Staatliche Hilfe oder Verstaatlichung?

«Es wird viel über Verstaatlichung gesprochen, aber ich werde mein Bestes tun, um sicherzustellen, dass Tepco eine private Firma bleiben wird», sagte Verwaltungsratschef Katsumata. Man werde mit der Regierung darüber reden müssen, wie eine angemessene Finanzierung gesichert werden könne. Die zwei Billionen Yen Kredite von Gläubigern wie der Sumitomo Mitsui Financial Group reichten nicht aus, sagte er.
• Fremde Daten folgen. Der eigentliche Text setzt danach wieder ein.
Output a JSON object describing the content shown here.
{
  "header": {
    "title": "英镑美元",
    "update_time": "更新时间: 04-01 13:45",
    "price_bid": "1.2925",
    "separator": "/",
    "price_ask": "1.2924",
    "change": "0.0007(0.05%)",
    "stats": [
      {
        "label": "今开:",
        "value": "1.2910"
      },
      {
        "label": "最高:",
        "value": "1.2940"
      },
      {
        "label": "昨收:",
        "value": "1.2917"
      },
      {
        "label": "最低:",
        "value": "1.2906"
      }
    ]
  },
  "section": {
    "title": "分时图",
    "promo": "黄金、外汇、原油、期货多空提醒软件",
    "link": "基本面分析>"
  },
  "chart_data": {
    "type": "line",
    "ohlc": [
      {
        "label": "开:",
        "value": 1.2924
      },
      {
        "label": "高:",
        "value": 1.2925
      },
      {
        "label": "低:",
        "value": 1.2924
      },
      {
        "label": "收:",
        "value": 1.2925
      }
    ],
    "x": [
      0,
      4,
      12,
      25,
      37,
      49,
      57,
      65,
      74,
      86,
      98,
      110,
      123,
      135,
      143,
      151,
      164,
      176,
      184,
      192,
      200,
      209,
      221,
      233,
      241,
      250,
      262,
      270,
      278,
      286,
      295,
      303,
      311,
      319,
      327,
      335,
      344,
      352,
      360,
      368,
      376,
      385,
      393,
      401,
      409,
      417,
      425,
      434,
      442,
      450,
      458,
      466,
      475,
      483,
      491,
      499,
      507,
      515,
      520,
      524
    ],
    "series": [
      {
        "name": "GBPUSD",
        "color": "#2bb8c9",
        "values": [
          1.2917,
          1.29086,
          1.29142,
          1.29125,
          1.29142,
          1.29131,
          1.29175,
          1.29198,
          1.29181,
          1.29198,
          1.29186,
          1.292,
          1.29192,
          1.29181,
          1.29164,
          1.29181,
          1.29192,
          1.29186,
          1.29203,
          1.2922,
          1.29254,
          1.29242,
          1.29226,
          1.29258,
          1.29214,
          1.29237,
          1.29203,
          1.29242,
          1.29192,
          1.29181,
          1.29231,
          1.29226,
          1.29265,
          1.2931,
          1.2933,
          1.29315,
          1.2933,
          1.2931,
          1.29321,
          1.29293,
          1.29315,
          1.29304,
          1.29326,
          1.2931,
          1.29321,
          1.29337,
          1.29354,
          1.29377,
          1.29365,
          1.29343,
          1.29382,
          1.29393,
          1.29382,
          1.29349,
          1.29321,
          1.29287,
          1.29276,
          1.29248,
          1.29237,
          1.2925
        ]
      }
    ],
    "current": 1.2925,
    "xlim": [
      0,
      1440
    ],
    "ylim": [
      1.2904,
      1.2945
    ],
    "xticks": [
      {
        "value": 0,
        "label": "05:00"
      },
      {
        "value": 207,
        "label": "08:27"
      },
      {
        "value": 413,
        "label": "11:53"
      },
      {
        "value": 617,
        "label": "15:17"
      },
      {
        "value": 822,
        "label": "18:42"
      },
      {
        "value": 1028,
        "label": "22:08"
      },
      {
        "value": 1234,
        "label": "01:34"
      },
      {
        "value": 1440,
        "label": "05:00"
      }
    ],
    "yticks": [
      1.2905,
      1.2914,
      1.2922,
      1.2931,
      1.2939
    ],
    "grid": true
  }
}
Tepco selbst habe noch keine Zeit gehabt, sich mit den Schätzungen der Kosten zu befassen, sagte Katsumata. Sie würden auf jeden Fall sehr hoch sein.

Trotz des Dementis bei der Verstaatlichung: Dass Japan einspringen muss, ist sicher. Das Unternehmen muss für Verbindlichkeiten von mindestens 100 Milliarden Dollar geradestehen, inklusive dem Notkredit über 22 Milliarden Dollar. Allein die Arbeiten am Unglücksreaktor verschlingen Unsummen. Wie lange sie noch andauern müssen, weiß niemand. Obendrein muss das Unternehmen den fehlenden Strom aus Fukushima aus anderen Energiequellen kompensieren. Das kostet etwa eine Milliarde Dollar – pro Monat. Und die Schadenersatzforderungen schließlich werden wohl alles je dagewesene in den Schatten stellen.